Octopus Outshines Investment Banks as Spain Wins (CNBC)
Paul the Octopus proved correct once more as Spain indeed won the World Cup against the Netherlands, as he predicted. Paul, who now has his own Facebook page, was flawless in his picks, contrasting sharply with predictions made by banks ahead of the tournament.

Money Managers Express Cautious Optimism (WSJ)
“The majority of people certainly understand that for the foreseeable future we’re going to be in a subpar environment,” said Marc Harris, co-head of global research at RBC Capital Markets. That translates into what is being seen in the stock market, he said. “At the first sign of economic numbers being a little disappointing, it’s really taken the market down by a significant degree.”U.S. markets will improve in the year ahead, 66% of respondents indicated. Just 19% indicated they expect U.S. markets will move lower. Still, 57% indicated they believe that the risks associated with stocks in general is higher this year than last.

Republican Senator Sees Wall Street Bill Passing (Reuters)
“It’s a question of when,” Republican Senator Judd Gregg said on CNBC. Democrats need to secure 60 votes in the Senate in order to clear a procedural hurdle. So far, they can count on 57 votes for the bill, which would create new rules for the financial services industry and shine light on the over-the-counter derivatives market.

Russian Oligarchs Mull Succession (Bloomberg)
For Alexander Lebedev, hardly a week goes by without a call from a crooked security-services agent or cop angling for a chunk of his $3.4 billion fortune. It’s not a lifestyle he wishes for his son, Evgeny. “Business in our country is like wrestling with bears,” Lebedev said in an interview with Bloomberg Businessweek for its July 12 issue. “I’m not sure you’d want to pass that on to your son — would you?”

Diversifying A Portfolio With Timber (NYT)
Jeremy Grantham, co-founder and chief investment strategist at GMO, the asset manager based in Boston, calls timber “a perfect investment” for someone with a time horizon of, say, 20 years or more. “Timber is safer than stocks but not quite as safe as Treasury inflation-protected bonds,” he said. “And as long as the sun shines and the rain rains, trees grow.” Timber also acts as an inflation hedge. “If you look at commodities, you find a pattern that all of them, except timber, had a declining real price up until 10 years ago,” Mr.
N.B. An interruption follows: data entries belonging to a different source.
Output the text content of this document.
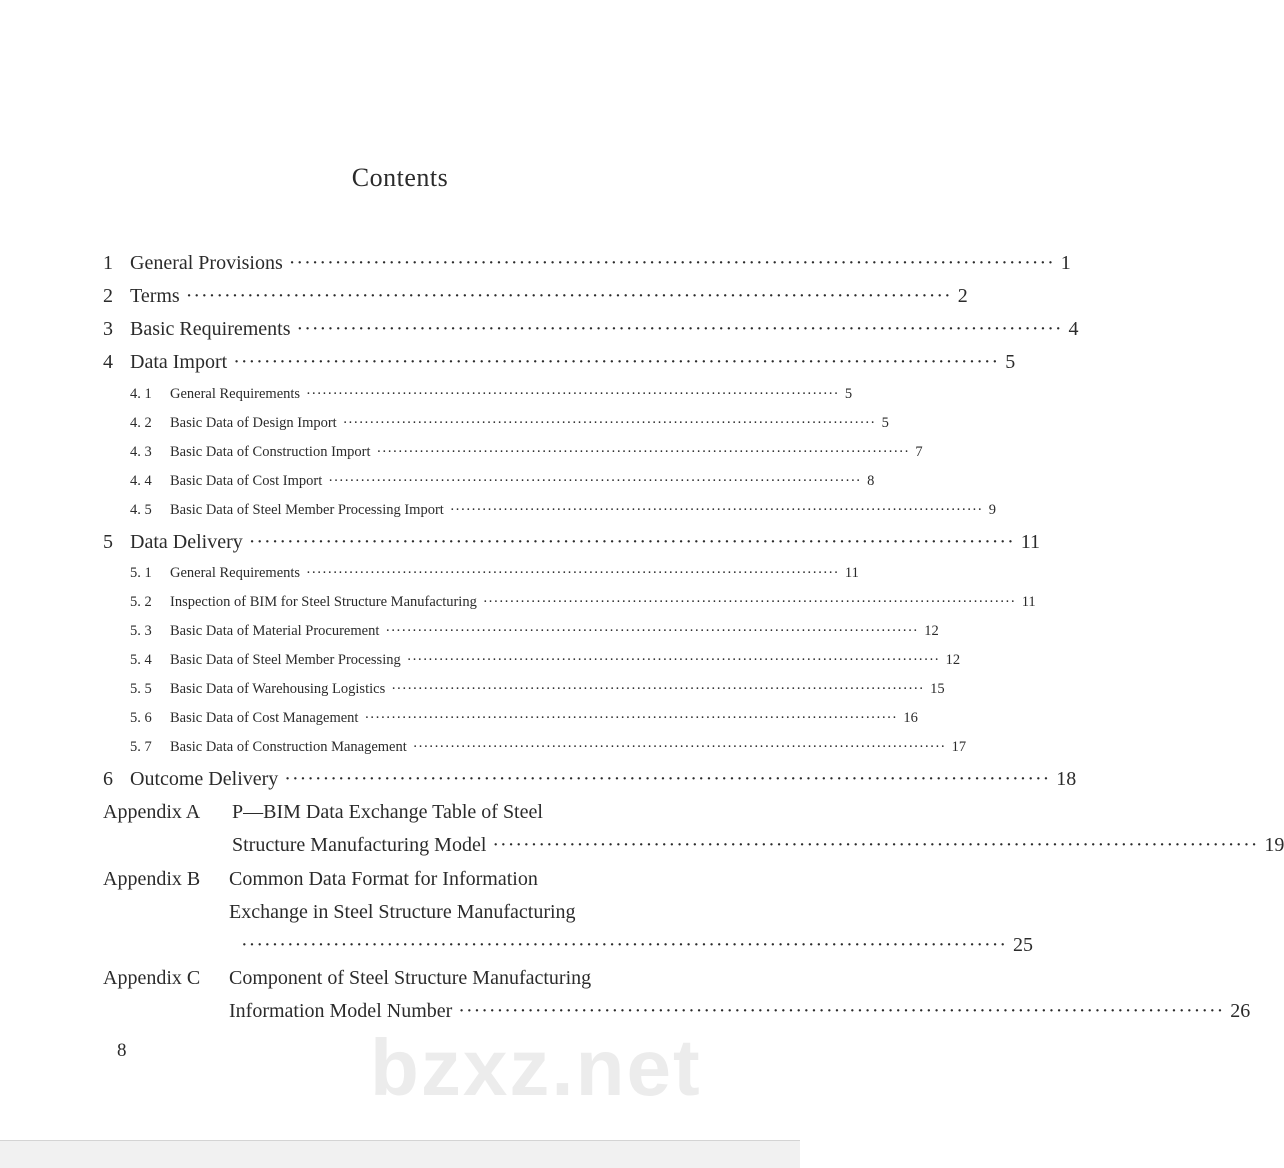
Contents
1 General Provisions ···································································································· 1
2 Terms ···································································································· 2
3 Basic Requirements ···································································································· 4
4 Data Import ···································································································· 5
4. 1	General Requirements ···································································································· 5
4. 2	Basic Data of Design Import ···································································································· 5
4. 3	Basic Data of Construction Import ···································································································· 7
4. 4	Basic Data of Cost Import ···································································································· 8
4. 5	Basic Data of Steel Member Processing Import ···································································································· 9
5 Data Delivery ···································································································· 11
5. 1	General Requirements ···································································································· 11
5. 2	Inspection of BIM for Steel Structure Manufacturing ···································································································· 11
5. 3	Basic Data of Material Procurement ···································································································· 12
5. 4	Basic Data of Steel Member Processing ···································································································· 12
5. 5	Basic Data of Warehousing Logistics ···································································································· 15
5. 6	Basic Data of Cost Management ···································································································· 16
5. 7	Basic Data of Construction Management ···································································································· 17
6 Outcome Delivery ···································································································· 18
Appendix A P—BIM Data Exchange Table of Steel
Structure Manufacturing Model ···································································································· 19
Appendix B Common Data Format for Information
Exchange in Steel Structure Manufacturing
···································································································· 25
Appendix C Component of Steel Structure Manufacturing
Information Model Number ···································································································· 26
8	bzxz.net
Grantham said. “But standing timber has a long-term record of modestly rising prices.”

BP Mulls Selling Off Billions In Assets (WSJ)
The company is in talks with U.S. independent oil and gas producer Apache Corp. on a deal worth as much as $10 billion that could include stakes in BP’s vast Alaska operations, according to people familiar with the matter.

Playboy Says Hefner Proposes To Take Company Private (Bloomberg)
Playboy said Hefner, who founded the company in 1953, is concerned about the company’s brand and Playboy magazine’s editorial direction and isn’t interested in a merger or sale to a third party. Playboy has combined units and slashed jobs to cope with a circulation plunge caused by Internet competition.

Blackstone To Manage BofA Fund (WSJ)
Blackstone is set to take over management of Bank of America Corp.’s Asian real-estate fund, a person familiar with the situation said. Merrill Lynch & Co. raised $2.65 billion before it was bought by Bank of America Corp. in January 2009 and invested all of it in Asian property deals. This is BofA ML’s only property fund in Asia. The Charlotte, N.C., lender will keep its one-third stake in the portfolio of assets called the Asia Opportunities Fund.